Na mesma linha, Dom Wellinton de Queiroz Vieira reforçou a gravidade do problema ao destacar que o abuso sexual deixa marcas permanentes na vida das vítimas, afetando dimensões emocionais, sociais e até espirituais. Para ele, a resposta da Igreja passa por uma combinação de evangelização, estrutura e responsabilidade institucional.

“A pessoa abusada carrega marcas por toda a vida. Por isso, não podemos baixar a guarda nem fechar os olhos.”

O bispo explicou que a Igreja no Brasil tem avançado na criação de comissões diocesanas responsáveis por acolher denúncias, acompanhar os casos e promover ações preventivas. Essas estruturas, segundo ele, já estão presentes na maioria das dioceses e representam um passo importante na construção de ambientes mais seguros.

Além disso, Dom Wellinton enfatizou que os casos de abuso devem ser tratados também no âmbito da justiça civil, destacando a obrigatoriedade de comunicação às autoridades competentes sempre que houver indícios de crime.

“Quando há sinais de crime, é necessário comunicar. A resposta precisa acontecer tanto na Igreja quanto na justiça comum.”

Outro ponto que chamou atenção durante a coletiva foi o reconhecimento de que a maior parte dos abusos ocorre dentro do ambiente familiar ou em círculos de confiança, o que amplia a complexidade do enfrentamento e exige ações mais amplas de conscientização.

A presidente da Conferência dos Religiosos do Brasil, irmã Maria do Disterro, trouxe à tona a contribuição da vida religiosa na construção de uma cultura de cuidado. Segundo ela, o trabalho desenvolvido pelo Núcleo Lux Mundi tem buscado fortalecer comunidades em todo o país para lidar com essa realidade de forma responsável e preventiva.

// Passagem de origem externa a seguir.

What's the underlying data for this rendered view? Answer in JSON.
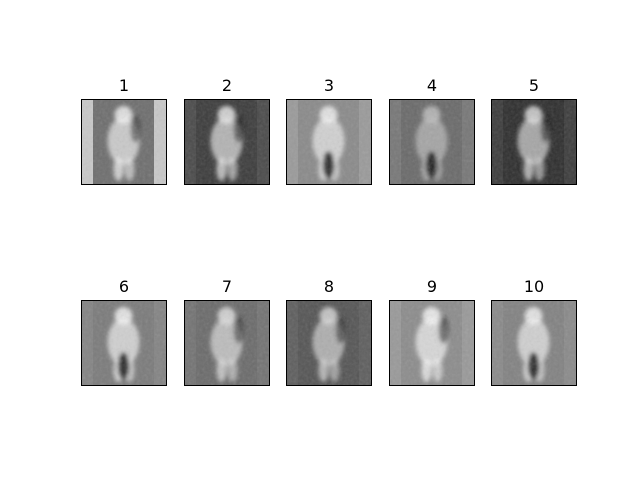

“Esse tema é uma ferida na vida das nossas famílias. Precisamos cuidar de nós para não sermos causa de dor para o outro.”

A religiosa destacou ainda a importância do trabalho em rede e da união entre diferentes organismos da Igreja para enfrentar o problema de maneira mais eficaz.

“Sozinhos somos fracos. Precisamos caminhar juntos para que a vida seja sempre a prioridade.”

Entre os pontos mais fortes da coletiva esteve a reflexão sobre a necessidade de romper o ciclo da violência. Dom Wellinton apontou que muitos abusadores foram também vítimas no passado, o que exige um olhar atento não apenas para a punição, mas para a prevenção e o cuidado integral.

“Não basta punir. Precisamos criar estruturas onde os abusos não aconteçam. Só assim construiremos um futuro diferente.”

A coletiva também marcou a assinatura de um protocolo de intenções entre diferentes instâncias da Igreja, reforçando o compromisso com a implementação de políticas de proteção e com a construção de ambientes mais seguros para crianças, adolescentes e pessoas em situação de vulnerabilidade.

Ao final, ficou evidente que o enfrentamento dos abusos é um caminho contínuo, que exige vigilância, compromisso e, sobretudo, uma postura firme diante de uma realidade que desafia não apenas a Igreja, mas toda a sociedade.